The Navy’s top acquisition official said the Navy recently infused about $600 million into the shipbuilding industrial base by reducing withholds and retainers to help it deal with COVID-19 pandemic issues.

“Just in the NAVSEA programs we were immediately able to infuse about $600 million of funds that we had in withholds or retainers or whatnot. And able to do that without increasing any risk to the system,” Assistant Secretary of the Navy for Research, Development and Acquisition James Geurts told reporters during a phone roundtable on April 28.

James Geurts, Assistant Secretary of the Navy for Research, Development and Acquisition (ASN (RD&A)). (Photo: U.S. Navy)
James Geurts, Assistant Secretary of the Navy for Research, Development and Acquisition (ASN (RD&A)). (Photo: U.S. Navy)

He said Naval Sea Systems Command (NAVSEA) was able to do that without increasing risk to the system.

“So not only has that allowed us to put some cash into the system that can go all the way through the supply chain, it also points to some areas where we’re reforming the way we’re going forward on programs,” Geurts added.

He said the NAVSEA funds includes ship repair and new ship construction work and went through examples of how it has smoothed out retention and repair funding.

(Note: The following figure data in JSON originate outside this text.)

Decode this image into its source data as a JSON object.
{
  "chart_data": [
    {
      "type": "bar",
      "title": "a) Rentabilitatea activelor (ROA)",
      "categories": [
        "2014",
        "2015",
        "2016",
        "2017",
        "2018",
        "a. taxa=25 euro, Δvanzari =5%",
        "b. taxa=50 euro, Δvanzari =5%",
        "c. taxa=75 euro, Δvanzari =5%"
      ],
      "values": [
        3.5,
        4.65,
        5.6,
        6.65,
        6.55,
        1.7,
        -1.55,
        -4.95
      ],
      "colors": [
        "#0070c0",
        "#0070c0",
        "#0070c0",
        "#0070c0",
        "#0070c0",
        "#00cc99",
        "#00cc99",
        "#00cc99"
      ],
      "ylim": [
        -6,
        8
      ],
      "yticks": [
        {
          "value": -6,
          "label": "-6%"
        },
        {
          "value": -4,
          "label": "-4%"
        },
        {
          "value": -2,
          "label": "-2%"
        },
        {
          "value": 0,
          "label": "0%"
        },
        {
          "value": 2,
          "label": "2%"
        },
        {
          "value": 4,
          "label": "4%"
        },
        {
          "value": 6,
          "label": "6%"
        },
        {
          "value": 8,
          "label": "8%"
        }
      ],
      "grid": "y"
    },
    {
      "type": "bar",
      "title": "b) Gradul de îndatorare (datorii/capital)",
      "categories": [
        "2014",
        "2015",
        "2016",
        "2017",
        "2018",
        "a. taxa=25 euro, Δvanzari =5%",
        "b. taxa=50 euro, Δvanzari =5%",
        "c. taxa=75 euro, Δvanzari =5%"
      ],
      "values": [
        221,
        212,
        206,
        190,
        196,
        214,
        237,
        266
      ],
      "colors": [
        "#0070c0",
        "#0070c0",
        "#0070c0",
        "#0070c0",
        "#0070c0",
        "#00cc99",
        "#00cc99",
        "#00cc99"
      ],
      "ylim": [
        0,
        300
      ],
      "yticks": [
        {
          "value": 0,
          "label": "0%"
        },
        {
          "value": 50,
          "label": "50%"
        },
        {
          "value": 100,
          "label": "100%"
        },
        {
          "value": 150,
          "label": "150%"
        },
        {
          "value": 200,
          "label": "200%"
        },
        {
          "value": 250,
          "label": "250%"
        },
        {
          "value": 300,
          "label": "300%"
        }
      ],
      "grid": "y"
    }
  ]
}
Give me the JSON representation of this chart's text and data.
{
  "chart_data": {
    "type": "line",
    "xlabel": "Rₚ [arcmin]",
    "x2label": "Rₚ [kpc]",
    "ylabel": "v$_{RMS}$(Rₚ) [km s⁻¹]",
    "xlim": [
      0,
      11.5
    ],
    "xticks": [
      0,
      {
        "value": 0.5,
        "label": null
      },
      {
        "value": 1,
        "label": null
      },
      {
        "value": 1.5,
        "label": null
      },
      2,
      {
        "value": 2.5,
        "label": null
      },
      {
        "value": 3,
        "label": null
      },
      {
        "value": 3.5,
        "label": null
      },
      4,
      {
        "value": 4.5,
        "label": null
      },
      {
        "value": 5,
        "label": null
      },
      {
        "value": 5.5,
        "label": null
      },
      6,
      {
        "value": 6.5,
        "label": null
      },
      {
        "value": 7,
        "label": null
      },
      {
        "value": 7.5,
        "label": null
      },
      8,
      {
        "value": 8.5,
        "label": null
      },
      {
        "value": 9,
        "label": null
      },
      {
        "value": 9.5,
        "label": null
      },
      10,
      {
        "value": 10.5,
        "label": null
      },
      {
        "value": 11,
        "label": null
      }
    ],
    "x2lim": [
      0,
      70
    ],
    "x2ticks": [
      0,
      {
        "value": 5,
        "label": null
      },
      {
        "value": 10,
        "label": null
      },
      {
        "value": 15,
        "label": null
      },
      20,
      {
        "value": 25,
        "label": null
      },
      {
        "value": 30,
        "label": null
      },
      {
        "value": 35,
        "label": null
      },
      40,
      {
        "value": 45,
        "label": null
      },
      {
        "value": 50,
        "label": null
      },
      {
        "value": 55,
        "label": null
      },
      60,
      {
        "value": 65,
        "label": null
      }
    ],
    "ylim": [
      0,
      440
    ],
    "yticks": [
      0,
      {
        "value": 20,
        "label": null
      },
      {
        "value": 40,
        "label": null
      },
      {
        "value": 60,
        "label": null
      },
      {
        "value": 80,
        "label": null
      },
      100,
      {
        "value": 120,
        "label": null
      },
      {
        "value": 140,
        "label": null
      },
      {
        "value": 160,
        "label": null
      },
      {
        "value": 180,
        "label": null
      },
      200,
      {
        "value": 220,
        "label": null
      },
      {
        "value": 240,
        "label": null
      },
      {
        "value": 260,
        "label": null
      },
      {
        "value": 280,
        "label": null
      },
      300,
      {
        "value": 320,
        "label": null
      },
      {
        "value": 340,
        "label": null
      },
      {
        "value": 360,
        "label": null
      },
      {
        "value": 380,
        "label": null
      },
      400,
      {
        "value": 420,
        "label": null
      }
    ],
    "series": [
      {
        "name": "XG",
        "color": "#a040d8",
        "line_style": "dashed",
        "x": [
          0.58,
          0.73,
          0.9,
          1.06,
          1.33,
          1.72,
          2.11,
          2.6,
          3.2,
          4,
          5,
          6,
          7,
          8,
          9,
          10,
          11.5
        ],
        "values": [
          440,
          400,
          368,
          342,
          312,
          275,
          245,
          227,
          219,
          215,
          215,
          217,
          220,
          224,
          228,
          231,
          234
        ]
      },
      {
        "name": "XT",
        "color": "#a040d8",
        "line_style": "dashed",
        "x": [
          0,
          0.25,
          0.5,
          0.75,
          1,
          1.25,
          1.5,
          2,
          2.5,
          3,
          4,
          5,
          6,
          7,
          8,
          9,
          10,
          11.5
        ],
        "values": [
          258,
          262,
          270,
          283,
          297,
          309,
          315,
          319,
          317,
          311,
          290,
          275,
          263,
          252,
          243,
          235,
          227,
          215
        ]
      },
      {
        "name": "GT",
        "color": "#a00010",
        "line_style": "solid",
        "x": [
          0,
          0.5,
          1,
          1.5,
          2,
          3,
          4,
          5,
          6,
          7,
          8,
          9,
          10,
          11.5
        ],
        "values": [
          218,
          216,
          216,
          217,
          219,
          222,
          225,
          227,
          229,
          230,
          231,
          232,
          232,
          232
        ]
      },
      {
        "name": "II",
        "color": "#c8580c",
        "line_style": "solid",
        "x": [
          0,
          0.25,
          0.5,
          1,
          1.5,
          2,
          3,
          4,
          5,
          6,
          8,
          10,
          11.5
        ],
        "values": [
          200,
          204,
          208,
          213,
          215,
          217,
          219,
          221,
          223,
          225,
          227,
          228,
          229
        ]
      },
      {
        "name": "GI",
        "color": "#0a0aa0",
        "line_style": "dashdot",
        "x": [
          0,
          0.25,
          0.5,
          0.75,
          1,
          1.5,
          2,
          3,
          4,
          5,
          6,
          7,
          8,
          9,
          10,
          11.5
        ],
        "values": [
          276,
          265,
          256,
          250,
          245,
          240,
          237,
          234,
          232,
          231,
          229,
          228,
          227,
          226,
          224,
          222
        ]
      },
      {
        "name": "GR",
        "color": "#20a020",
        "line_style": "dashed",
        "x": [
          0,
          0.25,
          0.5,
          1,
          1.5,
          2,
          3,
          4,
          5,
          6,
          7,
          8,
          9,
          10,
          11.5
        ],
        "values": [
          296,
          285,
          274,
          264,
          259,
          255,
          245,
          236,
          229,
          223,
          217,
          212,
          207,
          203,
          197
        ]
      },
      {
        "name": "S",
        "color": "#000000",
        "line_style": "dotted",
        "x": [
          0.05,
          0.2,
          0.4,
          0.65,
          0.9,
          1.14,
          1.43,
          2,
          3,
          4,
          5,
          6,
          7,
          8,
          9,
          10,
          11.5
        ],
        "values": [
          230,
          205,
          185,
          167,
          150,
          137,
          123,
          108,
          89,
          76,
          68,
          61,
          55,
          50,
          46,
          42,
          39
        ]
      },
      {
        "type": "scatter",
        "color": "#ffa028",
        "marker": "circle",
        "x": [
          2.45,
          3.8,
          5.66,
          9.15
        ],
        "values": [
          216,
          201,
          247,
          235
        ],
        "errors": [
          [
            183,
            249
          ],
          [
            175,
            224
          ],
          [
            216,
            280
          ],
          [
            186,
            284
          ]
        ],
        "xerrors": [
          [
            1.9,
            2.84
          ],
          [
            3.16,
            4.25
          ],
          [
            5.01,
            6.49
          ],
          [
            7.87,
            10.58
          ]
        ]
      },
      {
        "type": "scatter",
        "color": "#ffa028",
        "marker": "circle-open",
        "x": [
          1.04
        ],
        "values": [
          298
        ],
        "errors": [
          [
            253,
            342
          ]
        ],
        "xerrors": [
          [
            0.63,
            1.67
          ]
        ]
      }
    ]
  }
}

“Like on repairs, we generally have in the past had a 10 percent retention on any repair. We were already moving toward reducing that because we found it not to be a terribly effective tool in the long run, using other tools to ensure with the work was complete and we had warrantees on the work. And so we had already been kind of moving down that path experimentally and we thought it was in everybody’s best interests to move to that quickly.”

Geurts noted a lot of the retention had “an overly large impact on mid and small subcontractors…we’re only as strong as our industrial base and so as we attack this problem that was something that I felt was an appropriate means to ensure that they understood how important they were to the Department of the Navy.”

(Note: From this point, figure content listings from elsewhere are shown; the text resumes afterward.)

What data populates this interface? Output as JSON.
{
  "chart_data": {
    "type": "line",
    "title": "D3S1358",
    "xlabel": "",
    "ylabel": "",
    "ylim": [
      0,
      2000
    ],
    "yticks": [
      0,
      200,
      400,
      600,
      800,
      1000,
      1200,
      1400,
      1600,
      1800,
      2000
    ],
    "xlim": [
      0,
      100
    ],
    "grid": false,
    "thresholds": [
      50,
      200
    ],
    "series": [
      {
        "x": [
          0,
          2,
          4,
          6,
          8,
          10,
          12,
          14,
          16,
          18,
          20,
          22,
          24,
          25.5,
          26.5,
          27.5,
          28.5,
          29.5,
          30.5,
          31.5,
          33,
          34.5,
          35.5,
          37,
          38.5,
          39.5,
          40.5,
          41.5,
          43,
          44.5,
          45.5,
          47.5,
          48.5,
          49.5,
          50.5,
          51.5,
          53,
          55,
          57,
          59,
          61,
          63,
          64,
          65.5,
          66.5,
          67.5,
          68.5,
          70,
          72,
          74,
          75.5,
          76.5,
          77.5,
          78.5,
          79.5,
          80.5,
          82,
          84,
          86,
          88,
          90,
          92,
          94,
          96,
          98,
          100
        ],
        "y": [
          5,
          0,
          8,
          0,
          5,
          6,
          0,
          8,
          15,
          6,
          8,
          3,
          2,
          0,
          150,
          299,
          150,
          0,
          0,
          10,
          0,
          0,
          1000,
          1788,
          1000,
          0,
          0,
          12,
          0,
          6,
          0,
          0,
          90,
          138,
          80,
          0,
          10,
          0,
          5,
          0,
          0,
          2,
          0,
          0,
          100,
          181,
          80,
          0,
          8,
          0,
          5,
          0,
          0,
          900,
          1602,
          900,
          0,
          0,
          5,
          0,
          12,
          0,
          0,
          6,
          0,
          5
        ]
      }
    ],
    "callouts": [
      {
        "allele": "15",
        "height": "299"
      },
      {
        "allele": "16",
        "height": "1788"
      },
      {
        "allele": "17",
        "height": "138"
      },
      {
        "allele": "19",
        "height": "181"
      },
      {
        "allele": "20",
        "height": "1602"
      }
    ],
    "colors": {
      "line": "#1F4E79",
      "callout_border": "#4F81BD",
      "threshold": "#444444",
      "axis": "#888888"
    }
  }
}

He said this kind of change aims to help keep the industrial base strong and ready for the Navy and industry to come out of the pandemic.

The release of these funds is part of the Navy’s focus on the ensuring the economic wellness of the defense industrial base during the pandemic.

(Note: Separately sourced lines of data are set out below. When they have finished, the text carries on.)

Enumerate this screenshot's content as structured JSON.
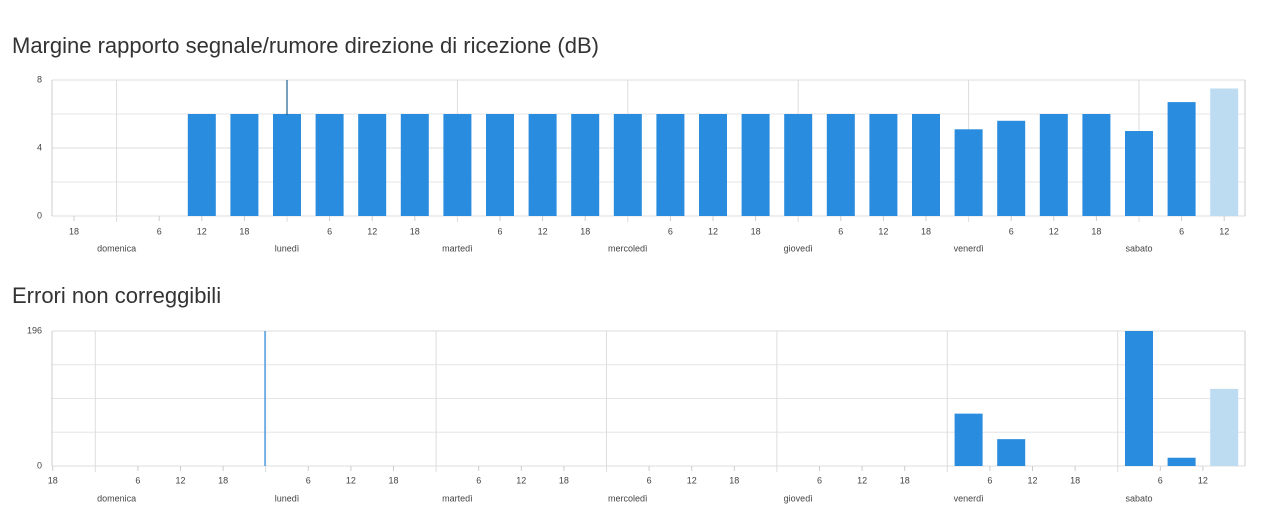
{
  "chart_data": [
    {
      "type": "bar",
      "title": "Margine rapporto segnale/rumore direzione di ricezione (dB)",
      "categories": [
        "18",
        "domenica",
        "6",
        "12",
        "18",
        "lunedì",
        "6",
        "12",
        "18",
        "martedì",
        "6",
        "12",
        "18",
        "mercoledì",
        "6",
        "12",
        "18",
        "giovedì",
        "6",
        "12",
        "18",
        "venerdì",
        "6",
        "12",
        "18",
        "sabato",
        "6",
        "12"
      ],
      "values": [
        null,
        null,
        null,
        6,
        6,
        6,
        6,
        6,
        6,
        6,
        6,
        6,
        6,
        6,
        6,
        6,
        6,
        6,
        6,
        6,
        6,
        5.1,
        5.6,
        6,
        6,
        5,
        6.7,
        7.5
      ],
      "colors": [
        "#2a8cde",
        "#2a8cde",
        "#2a8cde",
        "#2a8cde",
        "#2a8cde",
        "#2a8cde",
        "#2a8cde",
        "#2a8cde",
        "#2a8cde",
        "#2a8cde",
        "#2a8cde",
        "#2a8cde",
        "#2a8cde",
        "#2a8cde",
        "#2a8cde",
        "#2a8cde",
        "#2a8cde",
        "#2a8cde",
        "#2a8cde",
        "#2a8cde",
        "#2a8cde",
        "#2a8cde",
        "#2a8cde",
        "#2a8cde",
        "#2a8cde",
        "#2a8cde",
        "#2a8cde",
        "#bddcf2"
      ],
      "ylim": [
        0,
        8
      ],
      "yticks": [
        0,
        4,
        8
      ],
      "grid": true
    },
    {
      "type": "bar",
      "title": "Errori non correggibili",
      "categories": [
        "18",
        "domenica",
        "6",
        "12",
        "18",
        "lunedì",
        "6",
        "12",
        "18",
        "martedì",
        "6",
        "12",
        "18",
        "mercoledì",
        "6",
        "12",
        "18",
        "giovedì",
        "6",
        "12",
        "18",
        "venerdì",
        "6",
        "12",
        "18",
        "sabato",
        "6",
        "12"
      ],
      "values": [
        null,
        null,
        null,
        0,
        0,
        0,
        0,
        0,
        0,
        0,
        0,
        0,
        0,
        0,
        0,
        0,
        0,
        0,
        0,
        0,
        0,
        76,
        39,
        0,
        0,
        196,
        12,
        112
      ],
      "colors": [
        "#2a8cde",
        "#2a8cde",
        "#2a8cde",
        "#2a8cde",
        "#2a8cde",
        "#2a8cde",
        "#2a8cde",
        "#2a8cde",
        "#2a8cde",
        "#2a8cde",
        "#2a8cde",
        "#2a8cde",
        "#2a8cde",
        "#2a8cde",
        "#2a8cde",
        "#2a8cde",
        "#2a8cde",
        "#2a8cde",
        "#2a8cde",
        "#2a8cde",
        "#2a8cde",
        "#2a8cde",
        "#2a8cde",
        "#2a8cde",
        "#2a8cde",
        "#2a8cde",
        "#2a8cde",
        "#bddcf2"
      ],
      "ylim": [
        0,
        196
      ],
      "yticks": [
        0,
        196
      ],
      "grid": true
    }
  ]
}
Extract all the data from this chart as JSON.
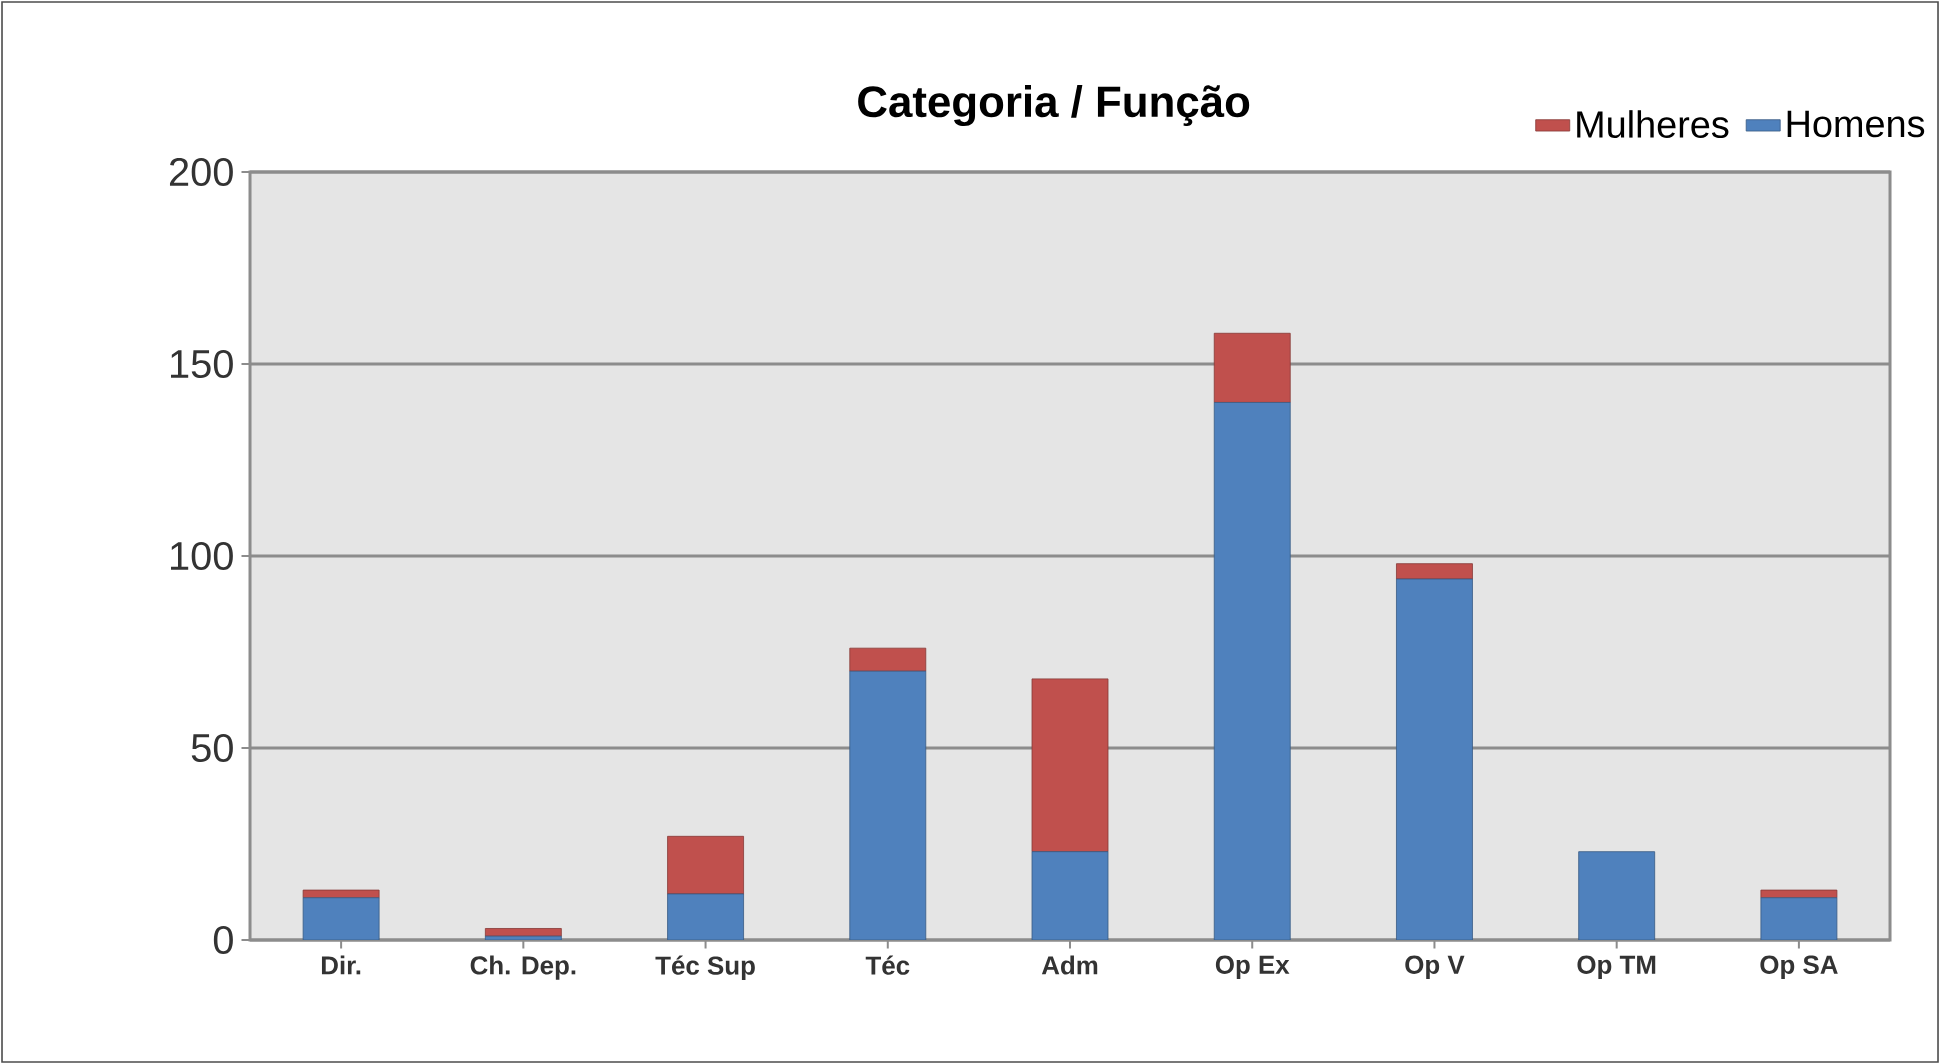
{
  "chart_data": {
    "type": "bar",
    "title": "Categoria / Função",
    "stacked": true,
    "categories": [
      "Dir.",
      "Ch. Dep.",
      "Téc Sup",
      "Téc",
      "Adm",
      "Op Ex",
      "Op V",
      "Op TM",
      "Op SA"
    ],
    "series": [
      {
        "name": "Homens",
        "color": "#4f81bd",
        "values": [
          11,
          1,
          12,
          70,
          23,
          140,
          94,
          23,
          11
        ]
      },
      {
        "name": "Mulheres",
        "color": "#c0504d",
        "values": [
          2,
          2,
          15,
          6,
          45,
          18,
          4,
          0,
          2
        ]
      }
    ],
    "ylim": [
      0,
      200
    ],
    "yticks": [
      0,
      50,
      100,
      150,
      200
    ],
    "grid": "y",
    "legend": "top right"
  }
}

Geurts highlighted he continues to be “extremely impressed by their ability to manage through this disruption and continue to operate.”

Separately, Geurts provided an update on contract award disbursements remaining faster than planned to help industry.

“Our contract awards continue to stay well paced above our previous standards…we remain about 29.7 percent ahead of the amount we put on contract from this time last year. So that’s compared to end of month April so I would expect that to remain probably 30 to 32 to 33 percent by the time we get to the end of the month.”

Earlier this month, Geurts told reporters as of April 10 the Navy had put $88.52 billion on contract for FY 2020, a 32 percent acceleration over the $66.2 billion put on contract by this time in 2019 (Defense Daily, April 16).

This week he said that faster disbursement is happening while the Navy is tracking 18 percent fewer contract actions this year compared to last year.

“So both the government and industry teams are leveraging new ways to operate to get efficiency as well as get things on contract.”

Geurts reiterated his method is to ensure the work is lined up so as the workforce comes back to full strength across different industries and facilities and new efficiencies are added, “we can continue to accelerate and not only recover but recover in a way that we’ve got more resilience and more capacity.”